When you enter Nikolaj Recke's new exhibition at Art Agents Gallery the
gallery space will at first glance seem empty. And in an inverted way Frank
Stella's often quoted saying that "what you see is what you get" applies to
the exhibition. There is nothing to see in this modernist sense of the word.
But Recke has not emptied the gallery completely like Yves Klein did at
Galerie Iris Clert back in 1958, although Klein's idea of the immateriality
of art is certainly part of Recke's artistic baggage. What Recke has done is
to minimized the object hood and visual appearance of the works in various
ways in order for them to appear more clearly as conceptual interventions in
the gallery space in which a communication and an interaction between the
general context of the work and the viewer's personal history and self can
take place. The works are not desirable fetishes or definitive statements
but situations and spaces open to continuous interpretation from one viewer
to the next. Hence as Recke himself suggests one should rephrase Stella and
say that what you bring or invest is what you get.
This line of thought is presented most literally in the work which you find
in a room at the back of the gallery and which is a cooperation with
Christian Heide. When you enter the room you put on a headset microphone
that records what you say and these recordings are then played back at you
with a short delay by four loudspeakers which are placed behind a concave
white wall. The pop song-like title with its intended emotional and romantic
connotations says it all, the work is Touched by Your Presence. But also the
viewer is touched by his or her own presence. It is difficult to recognize
your voice when you hear it delayed and distorted in this way, as an echo so
to speak, and it is Recke & Heide’s honestly optimistic intention that this
subtle alienating effect will make you aware of or re-discover yourself as
both a private and public person communicating your thoughts and emotions on
globalism, relationships, art or whatever comes to your mind.

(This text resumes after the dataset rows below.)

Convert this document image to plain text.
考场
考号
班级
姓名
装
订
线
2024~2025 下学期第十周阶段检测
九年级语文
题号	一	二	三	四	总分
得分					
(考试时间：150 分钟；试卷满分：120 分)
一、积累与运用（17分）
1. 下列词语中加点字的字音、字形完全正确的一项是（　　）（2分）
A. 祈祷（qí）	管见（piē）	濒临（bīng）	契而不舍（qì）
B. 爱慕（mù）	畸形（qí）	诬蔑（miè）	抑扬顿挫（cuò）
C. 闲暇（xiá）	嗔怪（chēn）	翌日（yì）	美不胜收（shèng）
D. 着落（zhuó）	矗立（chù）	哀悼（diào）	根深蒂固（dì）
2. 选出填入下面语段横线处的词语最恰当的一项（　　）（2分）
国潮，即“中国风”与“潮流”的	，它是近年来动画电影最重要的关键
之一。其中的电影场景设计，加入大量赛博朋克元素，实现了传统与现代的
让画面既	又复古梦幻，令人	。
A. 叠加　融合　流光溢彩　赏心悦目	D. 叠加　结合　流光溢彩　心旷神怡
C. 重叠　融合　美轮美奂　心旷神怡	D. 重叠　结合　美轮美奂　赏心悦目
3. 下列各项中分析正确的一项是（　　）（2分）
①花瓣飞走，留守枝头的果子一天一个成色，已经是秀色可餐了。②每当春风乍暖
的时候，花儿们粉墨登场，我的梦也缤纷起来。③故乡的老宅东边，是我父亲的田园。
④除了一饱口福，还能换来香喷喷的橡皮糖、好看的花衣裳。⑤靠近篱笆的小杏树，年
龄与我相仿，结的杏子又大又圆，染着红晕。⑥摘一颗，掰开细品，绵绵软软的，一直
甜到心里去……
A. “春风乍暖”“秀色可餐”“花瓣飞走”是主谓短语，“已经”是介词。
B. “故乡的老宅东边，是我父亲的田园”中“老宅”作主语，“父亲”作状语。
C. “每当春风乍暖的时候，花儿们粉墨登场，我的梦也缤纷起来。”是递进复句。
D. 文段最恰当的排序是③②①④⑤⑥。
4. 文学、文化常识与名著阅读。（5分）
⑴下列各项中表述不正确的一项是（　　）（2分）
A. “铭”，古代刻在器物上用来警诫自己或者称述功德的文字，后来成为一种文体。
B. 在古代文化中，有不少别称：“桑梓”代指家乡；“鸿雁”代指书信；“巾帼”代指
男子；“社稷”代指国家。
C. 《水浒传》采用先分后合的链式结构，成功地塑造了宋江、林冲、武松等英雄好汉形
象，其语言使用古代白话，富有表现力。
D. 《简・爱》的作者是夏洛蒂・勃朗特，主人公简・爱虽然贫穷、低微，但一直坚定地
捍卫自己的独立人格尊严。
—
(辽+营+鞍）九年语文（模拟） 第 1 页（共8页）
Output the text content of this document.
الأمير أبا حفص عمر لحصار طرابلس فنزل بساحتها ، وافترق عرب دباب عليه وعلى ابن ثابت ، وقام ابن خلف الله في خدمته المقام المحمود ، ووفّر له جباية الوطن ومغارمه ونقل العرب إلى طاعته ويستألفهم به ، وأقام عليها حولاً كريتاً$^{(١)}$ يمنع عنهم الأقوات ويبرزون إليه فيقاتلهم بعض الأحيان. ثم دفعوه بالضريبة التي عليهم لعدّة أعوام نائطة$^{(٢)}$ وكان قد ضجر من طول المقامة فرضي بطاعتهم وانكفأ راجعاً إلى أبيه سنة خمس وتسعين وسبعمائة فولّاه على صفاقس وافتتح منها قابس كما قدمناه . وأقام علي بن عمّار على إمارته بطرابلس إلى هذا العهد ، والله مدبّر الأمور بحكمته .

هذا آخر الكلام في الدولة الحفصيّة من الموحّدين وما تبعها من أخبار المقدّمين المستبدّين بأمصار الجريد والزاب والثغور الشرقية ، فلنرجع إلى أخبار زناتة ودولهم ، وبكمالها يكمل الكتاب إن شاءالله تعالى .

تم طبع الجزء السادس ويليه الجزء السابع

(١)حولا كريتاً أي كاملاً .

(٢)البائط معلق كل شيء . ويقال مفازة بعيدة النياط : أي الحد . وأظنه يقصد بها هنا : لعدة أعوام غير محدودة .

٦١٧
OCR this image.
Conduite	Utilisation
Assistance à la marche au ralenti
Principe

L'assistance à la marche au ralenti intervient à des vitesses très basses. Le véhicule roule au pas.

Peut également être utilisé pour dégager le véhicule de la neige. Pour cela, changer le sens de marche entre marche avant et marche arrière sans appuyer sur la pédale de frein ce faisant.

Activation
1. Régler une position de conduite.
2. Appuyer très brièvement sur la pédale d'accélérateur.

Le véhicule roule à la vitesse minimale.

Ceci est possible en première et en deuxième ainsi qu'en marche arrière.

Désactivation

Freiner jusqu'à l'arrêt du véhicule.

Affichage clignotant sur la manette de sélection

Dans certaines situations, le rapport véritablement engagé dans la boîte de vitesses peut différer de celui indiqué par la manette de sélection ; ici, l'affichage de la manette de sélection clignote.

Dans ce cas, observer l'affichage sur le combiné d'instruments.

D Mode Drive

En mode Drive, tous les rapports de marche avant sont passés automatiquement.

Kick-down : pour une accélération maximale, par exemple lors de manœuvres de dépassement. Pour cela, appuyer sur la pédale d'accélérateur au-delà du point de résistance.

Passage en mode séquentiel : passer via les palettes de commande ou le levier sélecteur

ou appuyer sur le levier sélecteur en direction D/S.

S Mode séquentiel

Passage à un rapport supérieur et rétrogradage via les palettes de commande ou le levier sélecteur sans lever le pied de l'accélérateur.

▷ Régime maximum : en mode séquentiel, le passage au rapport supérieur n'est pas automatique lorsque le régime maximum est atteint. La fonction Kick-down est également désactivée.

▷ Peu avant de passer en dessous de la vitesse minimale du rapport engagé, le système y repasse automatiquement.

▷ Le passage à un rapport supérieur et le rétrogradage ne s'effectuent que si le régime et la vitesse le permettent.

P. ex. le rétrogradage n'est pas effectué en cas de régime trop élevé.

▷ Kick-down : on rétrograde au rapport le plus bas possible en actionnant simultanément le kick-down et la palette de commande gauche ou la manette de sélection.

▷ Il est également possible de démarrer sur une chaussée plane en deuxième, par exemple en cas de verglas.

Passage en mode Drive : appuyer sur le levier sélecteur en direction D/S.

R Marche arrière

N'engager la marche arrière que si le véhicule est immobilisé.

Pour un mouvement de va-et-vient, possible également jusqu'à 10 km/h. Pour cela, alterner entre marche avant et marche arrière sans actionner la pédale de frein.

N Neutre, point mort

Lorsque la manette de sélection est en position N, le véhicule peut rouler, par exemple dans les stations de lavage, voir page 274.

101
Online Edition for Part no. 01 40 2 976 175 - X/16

To access Touched by Your Presence you have to pass through the work Broken
Kilometer. But you might not realize this, because the only immediately
visible elements in the work are a series of small glass plates placed on
the walls a feet above the floor. In a replay of Walter de Maria's broken
kilometer in New York City Recke has "drawn" a one kilometer long laser line
from one end of the gallery space to the other. Parts of the laser line will
only appear if someone accidently blows smoke at it and as such the broken
kilometer remains an imaginary size. The work is an example of Recke's
humorous, yet serious twists of the monumental aesthetics of Land Art and
minimalism. Like the artists of these two movements he is interested in
increasing the viewer's level of perceptual consciousness, yet he is too
humble to embrace their aesthetics in full scale. So instead of making a
work that fills the gallery space his laser line lets the viewer fill it and
reconsider the distances and dimensions within it. He shifts the focus from
the exhibited object to the gallery space as a transformative, physical
site. Feel free to take a walk.
Or you can take a look out the window from Recke's own living room where he
works that he has inserted into the gallery windows facing the street. The
window is more than a biographical documentation, since it is often looking
through this window that Recke is inspired to make new work, it offers the
viewers an opportunity to reflect upon the moment of creation. Installed at
Art Agents Gallery the window frames a piece of reality unfolding on the
street outside. Metaphorically speaking the window works as a transparent
membrane between the inside and outside and Recke is saying that this is
where art (and the art of living) begins, by paying attention to the
surrounding world and connecting it with ones inner self.
Recke is also taking a good look in a series of computer drawings made from
photographs of his friends and fellow artists in everyday situations. The
subject matter of the drawings is not the psychology of the persons depicted
but the eyes that see, in this case Recke's, and how they relate to the
persons through the drawing process.